Слуга доложил графине, что есть во флигеле целая комната, наполненная всякого рода оружием.
— Хотите посмотреть и выбрать для себя, что вам понравится? — сказала Наталья Александровна штаб-ротмистру. — А ежели найдется довольно хорошее, — прибавила графиня, — то мы можем сегодня же испытать его.
— Как, ваше сиятельство, вы бы решились ехать на волков? — воскликнул изумленный штаб-ротмистр.
— Решаюсь с большим удовольствием, Петр Авдеевич, только не иначе как с вами.
— И, ваше сиятельство, не боитесь?
— Повторяю вам, что не боюсь ничего; в деревне надобно пользоваться всеми удовольствиями, а ежели к удовольствию присоединяется опасность, тем лучше; мы испытаем ее.
— А едем, так едем, ваше сиятельство; опасность будет или нет, а волки будут, и не будь я Петр Авдеевич, ежели не привезем их полости на две.
Штаб-ротмистр взвалил себе снова на плеча принесенного волка и, оставив его в прихожей, отправился во флигель выбирать ружье; мимоходом он отдал приказ людям приготовить розвальни, тройку смирных лошадей, поросенка и кулек с длинною веревкою.
В графском арсенале нашел штаб-ротмистр не только множество ружей всех наций мира, но и большое количество холодного оружия, как-то: турецкие ятаганы, персидские и черкесские шашки, дамасские кинжалы всех возможных форм и величин.

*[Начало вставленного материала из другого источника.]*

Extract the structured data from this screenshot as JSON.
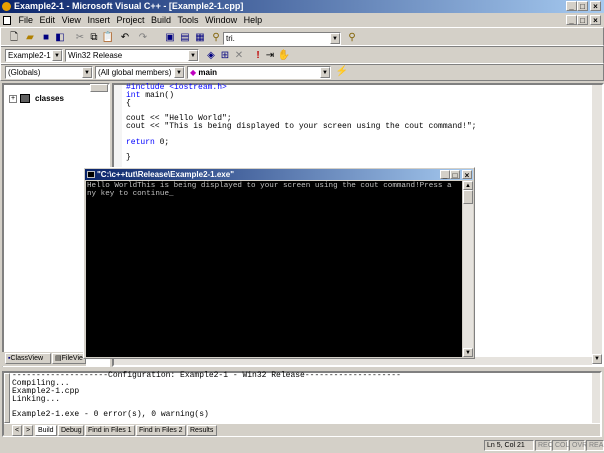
{
  "window": {
    "title": "Example2-1 - Microsoft Visual C++ - [Example2-1.cpp]",
    "min_glyph": "_",
    "max_glyph": "□",
    "close_glyph": "×"
  },
  "menu": {
    "items": [
      "File",
      "Edit",
      "View",
      "Insert",
      "Project",
      "Build",
      "Tools",
      "Window",
      "Help"
    ]
  },
  "toolbar": {
    "find_value": "tri.",
    "project_value": "Example2-1",
    "config_value": "Win32 Release"
  },
  "wizardbar": {
    "scope_value": "(Globals)",
    "members_value": "(All global members)",
    "function_value": "main"
  },
  "workspace": {
    "tree_root": "classes",
    "tab_classview": "ClassView",
    "tab_fileview": "FileVie"
  },
  "editor": {
    "line1": "#include <iostream.h>",
    "line2_kw": "int",
    "line2_rest": " main()",
    "line3": "{",
    "line4": "cout << \"Hello World\";",
    "line5": "cout << \"This is being displayed to your screen using the cout command!\";",
    "line6_kw": "return",
    "line6_rest": " 0;",
    "line7": "}"
  },
  "console": {
    "title": "\"C:\\c++tut\\Release\\Example2-1.exe\"",
    "line1": "Hello WorldThis is being displayed to your screen using the cout command!Press a",
    "line2": "ny key to continue",
    "cursor": "_"
  },
  "output": {
    "line1": "--------------------Configuration: Example2-1 - Win32 Release--------------------",
    "line2": "Compiling...",
    "line3": "Example2-1.cpp",
    "line4": "Linking...",
    "line5": "",
    "line6": "Example2-1.exe - 0 error(s), 0 warning(s)",
    "tabs": [
      "Build",
      "Debug",
      "Find in Files 1",
      "Find in Files 2",
      "Results"
    ]
  },
  "statusbar": {
    "position": "Ln 5, Col 21",
    "rec": "REC",
    "col": "COL",
    "ovr": "OVR",
    "read": "READ"
  }
}
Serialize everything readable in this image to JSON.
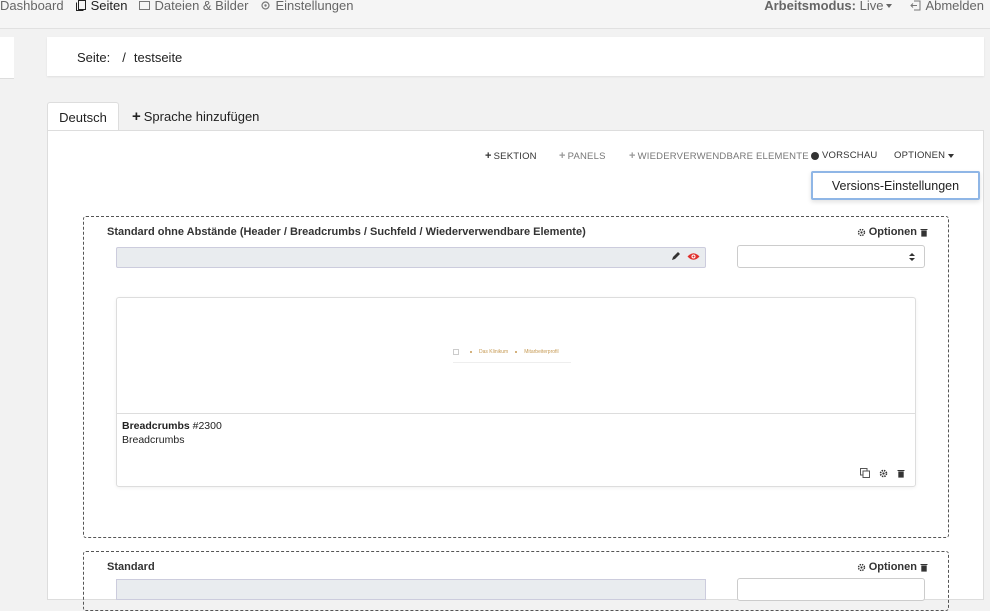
{
  "topbar": {
    "nav": [
      {
        "label": "Dashboard",
        "icon": "dashboard-icon"
      },
      {
        "label": "Seiten",
        "icon": "pages-icon"
      },
      {
        "label": "Dateien & Bilder",
        "icon": "files-icon"
      },
      {
        "label": "Einstellungen",
        "icon": "gear-icon"
      }
    ],
    "mode_label": "Arbeitsmodus:",
    "mode_value": "Live",
    "logout": "Abmelden"
  },
  "breadcrumb": {
    "label": "Seite:",
    "separator": "/",
    "page": "testseite"
  },
  "tabs": {
    "language": "Deutsch",
    "add_language": "Sprache hinzufügen"
  },
  "toolbar": {
    "section": "SEKTION",
    "panels": "PANELS",
    "reusable": "WIEDERVERWENDBARE ELEMENTE",
    "preview": "VORSCHAU",
    "options": "OPTIONEN"
  },
  "dropdown": {
    "item": "Versions-Einstellungen"
  },
  "sections": [
    {
      "title": "Standard ohne Abstände (Header / Breadcrumbs / Suchfeld / Wiederverwendbare Elemente)",
      "options_label": "Optionen",
      "element": {
        "name": "Breadcrumbs",
        "id": "#2300",
        "type": "Breadcrumbs",
        "preview_items": [
          "Das Klinikum",
          "Mitarbeiterprofil"
        ]
      }
    },
    {
      "title": "Standard",
      "options_label": "Optionen"
    }
  ],
  "colors": {
    "accent_focus": "#8fb6e6",
    "eye_red": "#e0302d",
    "preview_gold": "#c69a54"
  }
}
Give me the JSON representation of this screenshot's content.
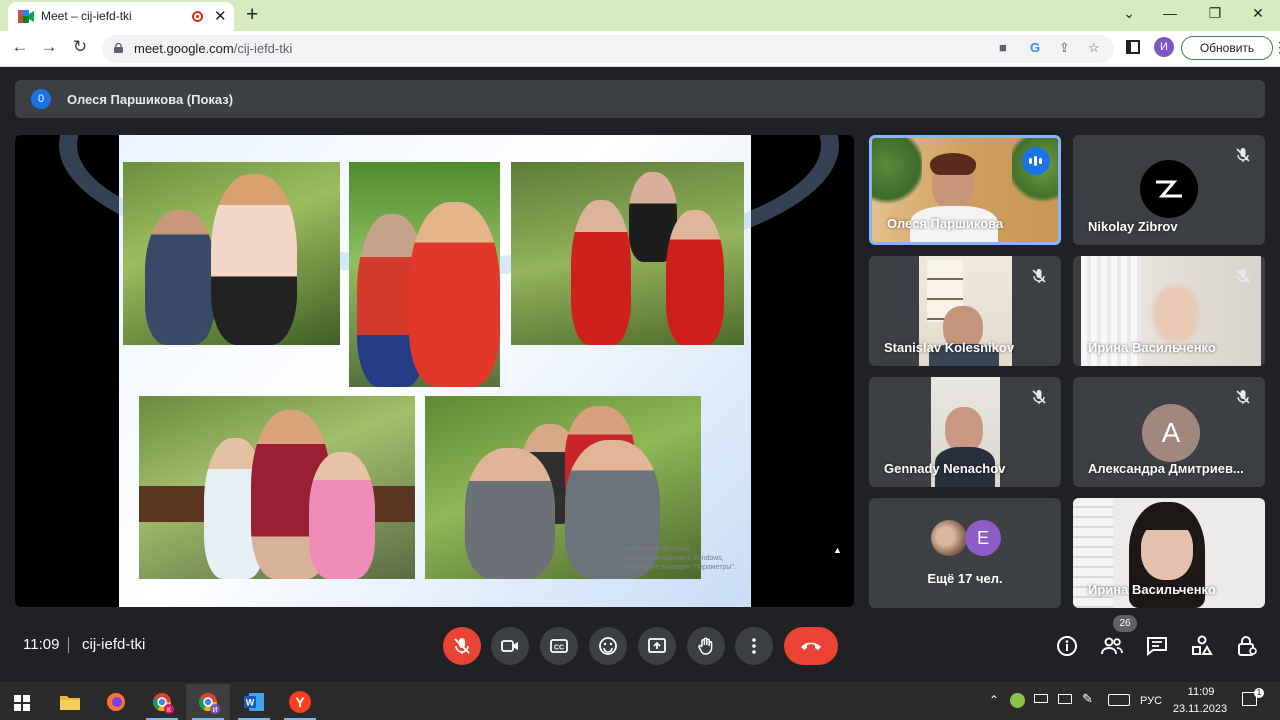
{
  "browser": {
    "tab_title": "Meet – cij-iefd-tki",
    "url_host": "meet.google.com",
    "url_path": "/cij-iefd-tki",
    "profile_letter": "И",
    "update_label": "Обновить"
  },
  "presenter": {
    "badge": "0",
    "label": "Олеся Паршикова (Показ)"
  },
  "slide": {
    "watermark_line1": "Активация Windows",
    "watermark_line2": "Чтобы активировать Windows, перейдите в раздел \"Параметры\"."
  },
  "participants": [
    {
      "name": "Олеся Паршикова",
      "speaking": true
    },
    {
      "name": "Nikolay Zibrov",
      "muted": true
    },
    {
      "name": "Stanislav Kolesnikov",
      "muted": true
    },
    {
      "name": "Ирина Васильченко",
      "muted": true
    },
    {
      "name": "Gennady Nenachov",
      "muted": true
    },
    {
      "name": "Александра Дмитриев...",
      "muted": true,
      "avatar_letter": "А"
    },
    {
      "more_label": "Ещё 17 чел.",
      "avatar_letter": "Е"
    },
    {
      "name": "Ирина Васильченко",
      "muted": true
    }
  ],
  "bottom_bar": {
    "time": "11:09",
    "meeting_code": "cij-iefd-tki",
    "participant_count": "26"
  },
  "taskbar": {
    "language": "РУС",
    "time": "11:09",
    "date": "23.11.2023"
  },
  "colors": {
    "leave_red": "#ea4335",
    "accent_blue": "#1a73e8",
    "tab_strip_green": "#d7ebc1"
  }
}
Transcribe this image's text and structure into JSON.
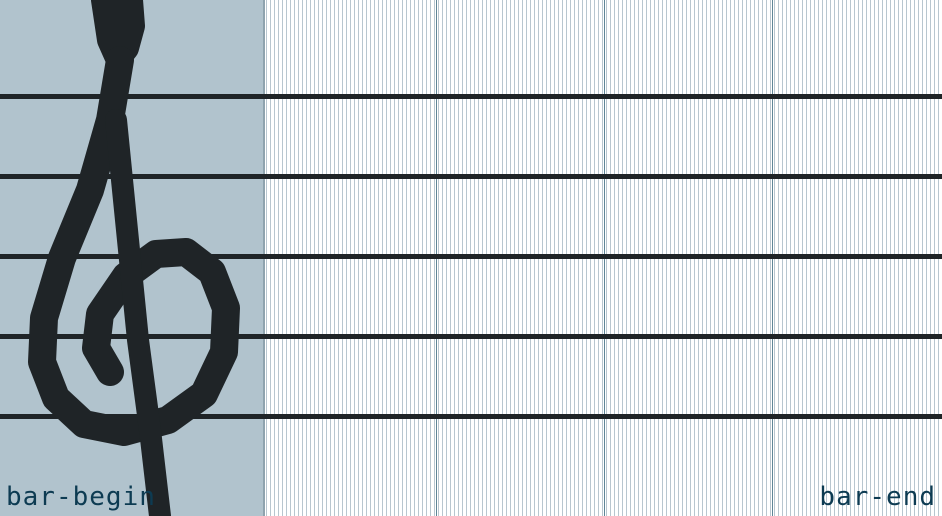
{
  "colors": {
    "clef_area_bg": "#b1c3cd",
    "staff_line": "#1f2427",
    "clef_glyph": "#1f2427",
    "beat_line": "#5f8596",
    "label_text": "#0d3b52"
  },
  "staff": {
    "line_count": 5,
    "icon": "treble-clef-icon"
  },
  "grid": {
    "beats_visible": 4
  },
  "labels": {
    "bar_begin": "bar-begin",
    "bar_end": "bar-end"
  }
}
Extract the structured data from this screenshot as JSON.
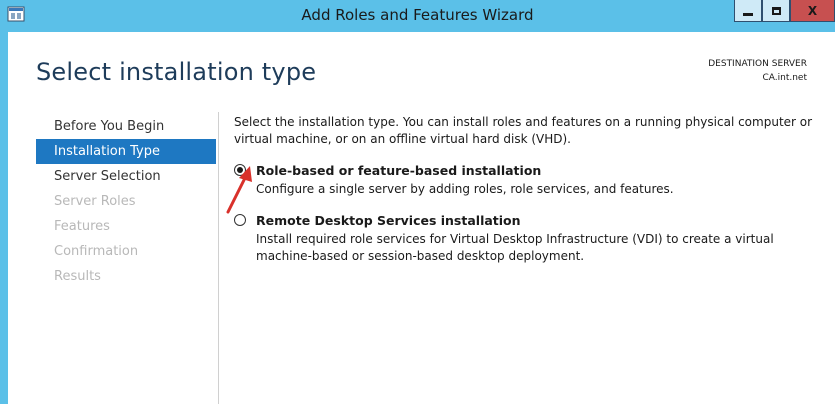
{
  "window": {
    "title": "Add Roles and Features Wizard",
    "controls": {
      "minimize": "minimize",
      "maximize": "maximize",
      "close": "X"
    },
    "accent_color": "#5bc0e8"
  },
  "header": {
    "title": "Select installation type",
    "destination_label": "DESTINATION SERVER",
    "destination_value": "CA.int.net"
  },
  "nav": {
    "items": [
      {
        "label": "Before You Begin",
        "state": "normal"
      },
      {
        "label": "Installation Type",
        "state": "active"
      },
      {
        "label": "Server Selection",
        "state": "normal"
      },
      {
        "label": "Server Roles",
        "state": "disabled"
      },
      {
        "label": "Features",
        "state": "disabled"
      },
      {
        "label": "Confirmation",
        "state": "disabled"
      },
      {
        "label": "Results",
        "state": "disabled"
      }
    ],
    "active_color": "#1e78c2"
  },
  "content": {
    "intro": "Select the installation type. You can install roles and features on a running physical computer or virtual machine, or on an offline virtual hard disk (VHD).",
    "options": [
      {
        "title": "Role-based or feature-based installation",
        "description": "Configure a single server by adding roles, role services, and features.",
        "selected": true
      },
      {
        "title": "Remote Desktop Services installation",
        "description": "Install required role services for Virtual Desktop Infrastructure (VDI) to create a virtual machine-based or session-based desktop deployment.",
        "selected": false
      }
    ]
  },
  "annotation": {
    "arrow_color": "#d9312b"
  }
}
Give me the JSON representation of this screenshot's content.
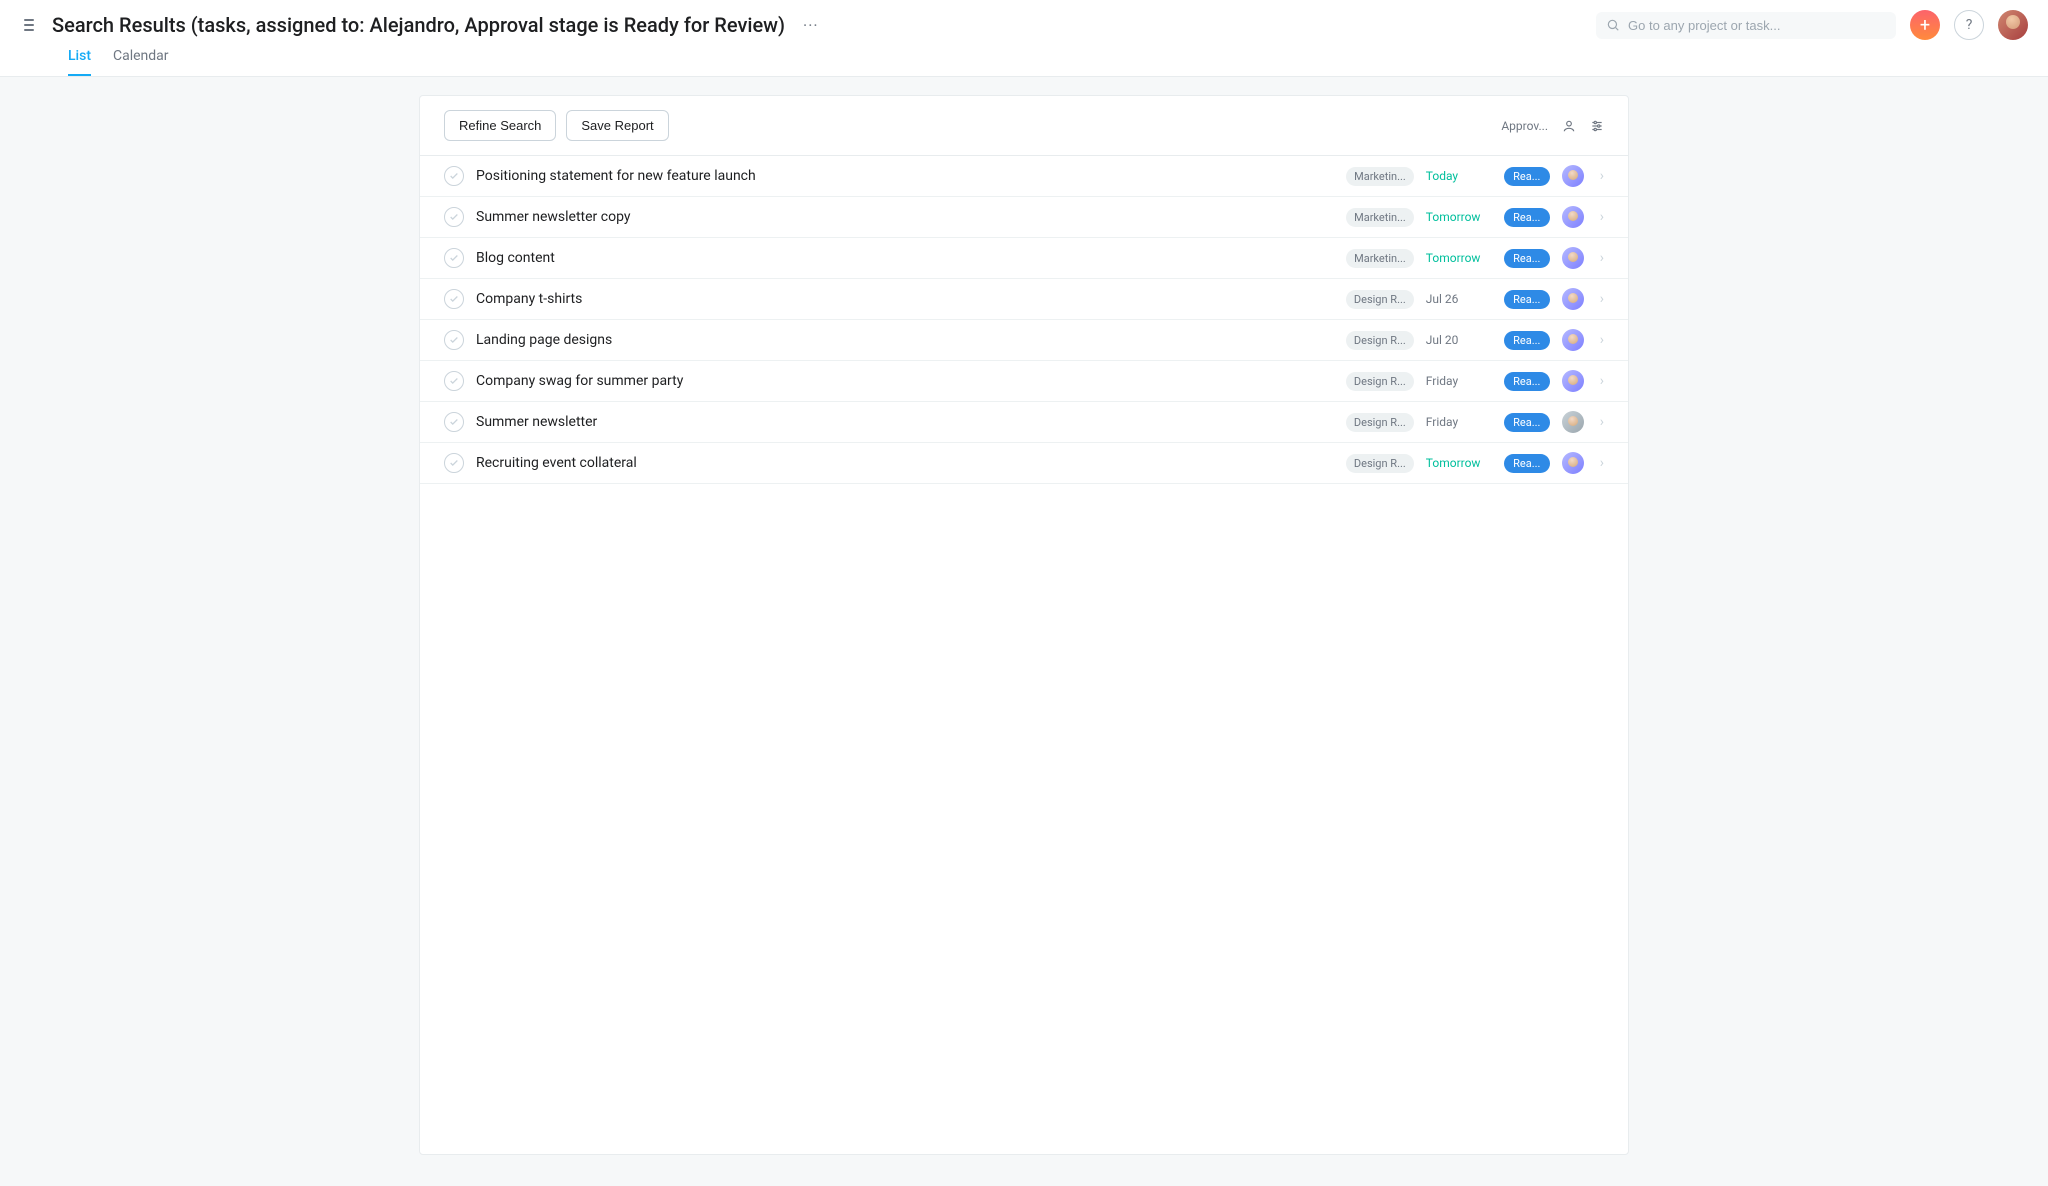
{
  "header": {
    "title": "Search Results (tasks, assigned to: Alejandro, Approval stage is Ready for Review)",
    "search_placeholder": "Go to any project or task...",
    "tabs": [
      {
        "label": "List",
        "active": true
      },
      {
        "label": "Calendar",
        "active": false
      }
    ]
  },
  "toolbar": {
    "refine_label": "Refine Search",
    "save_label": "Save Report",
    "sort_label": "Approv..."
  },
  "status_badge_label": "Rea...",
  "tasks": [
    {
      "name": "Positioning statement for new feature launch",
      "project": "Marketin...",
      "due": "Today",
      "due_class": "today",
      "avatar": "purple"
    },
    {
      "name": "Summer newsletter copy",
      "project": "Marketin...",
      "due": "Tomorrow",
      "due_class": "tomorrow",
      "avatar": "purple"
    },
    {
      "name": "Blog content",
      "project": "Marketin...",
      "due": "Tomorrow",
      "due_class": "tomorrow",
      "avatar": "purple"
    },
    {
      "name": "Company t-shirts",
      "project": "Design R...",
      "due": "Jul 26",
      "due_class": "",
      "avatar": "purple"
    },
    {
      "name": "Landing page designs",
      "project": "Design R...",
      "due": "Jul 20",
      "due_class": "",
      "avatar": "purple"
    },
    {
      "name": "Company swag for summer party",
      "project": "Design R...",
      "due": "Friday",
      "due_class": "",
      "avatar": "purple"
    },
    {
      "name": "Summer newsletter",
      "project": "Design R...",
      "due": "Friday",
      "due_class": "",
      "avatar": "grey"
    },
    {
      "name": "Recruiting event collateral",
      "project": "Design R...",
      "due": "Tomorrow",
      "due_class": "tomorrow",
      "avatar": "purple"
    }
  ]
}
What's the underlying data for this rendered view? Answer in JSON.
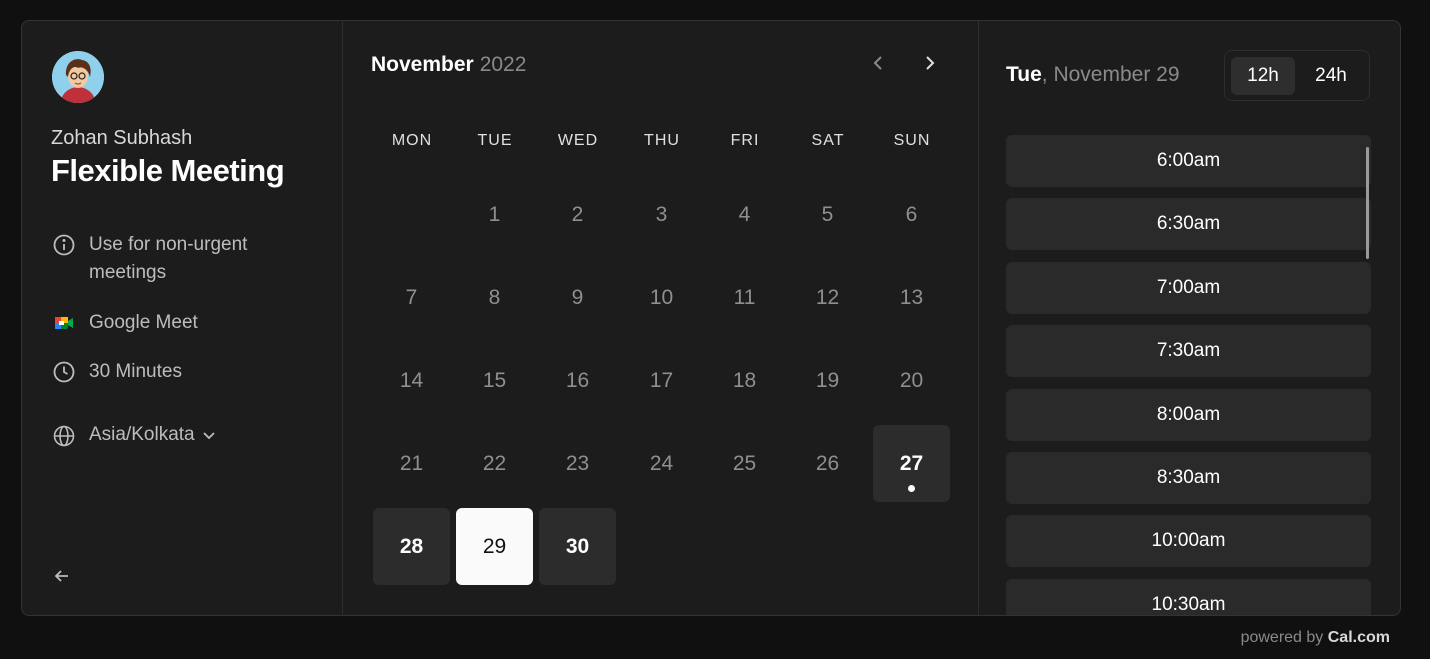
{
  "profile": {
    "name": "Zohan Subhash",
    "event_title": "Flexible Meeting",
    "description": "Use for non-urgent meetings",
    "location": "Google Meet",
    "duration": "30 Minutes",
    "timezone": "Asia/Kolkata"
  },
  "calendar": {
    "month": "November",
    "year": "2022",
    "weekdays": [
      "MON",
      "TUE",
      "WED",
      "THU",
      "FRI",
      "SAT",
      "SUN"
    ],
    "days": [
      "1",
      "2",
      "3",
      "4",
      "5",
      "6",
      "7",
      "8",
      "9",
      "10",
      "11",
      "12",
      "13",
      "14",
      "15",
      "16",
      "17",
      "18",
      "19",
      "20",
      "21",
      "22",
      "23",
      "24",
      "25",
      "26",
      "27",
      "28",
      "29",
      "30"
    ],
    "available_days": [
      "27",
      "28",
      "29",
      "30"
    ],
    "selected_day": "29",
    "today": "27"
  },
  "slots": {
    "day_name": "Tue",
    "date_label": ", November 29",
    "format_12h": "12h",
    "format_24h": "24h",
    "times": [
      "6:00am",
      "6:30am",
      "7:00am",
      "7:30am",
      "8:00am",
      "8:30am",
      "10:00am",
      "10:30am"
    ]
  },
  "footer": {
    "powered_by": "powered by ",
    "brand": "Cal.com"
  },
  "colors": {
    "background": "#101010",
    "card": "#1c1c1c",
    "slot": "#2a2a2a",
    "selected_day": "#fafafa"
  },
  "icons": [
    "info-icon",
    "google-meet-icon",
    "clock-icon",
    "globe-icon",
    "chevron-down-icon",
    "arrow-left-icon",
    "chevron-left-icon",
    "chevron-right-icon"
  ]
}
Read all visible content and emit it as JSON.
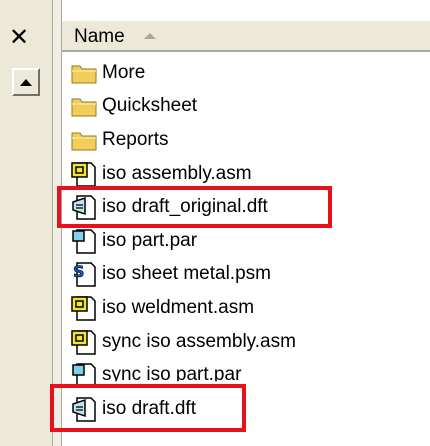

Глаза Петра Авдеевича разбежались при виде богатства, рассыпанного по рукояткам и эфесам восточного оружия; перетрогав каждую вещь порознь, он обратил главное внимание на ружья; некоторые из них показались Петру Авдеевичу ненадежными: ружья эти были легки и вовсе без украшений; может быть, знаток предпочел бы именно эти всем прочим, но штаб-ротмистр выбрал одно повальяжнее; на стволах его искусною рукою вычеканены были олени с рогами, птицы, похожие на бекасов, легавые собаки на стойке, и, наконец, изображалось ветвистыми буквами имя привилегированного мастера Курбатова; с ним-то и возвратился штаб-ротмистр в гостиную. После чаю m-r Clйment пришел доложить ее сиятельству, что сани у подъезда.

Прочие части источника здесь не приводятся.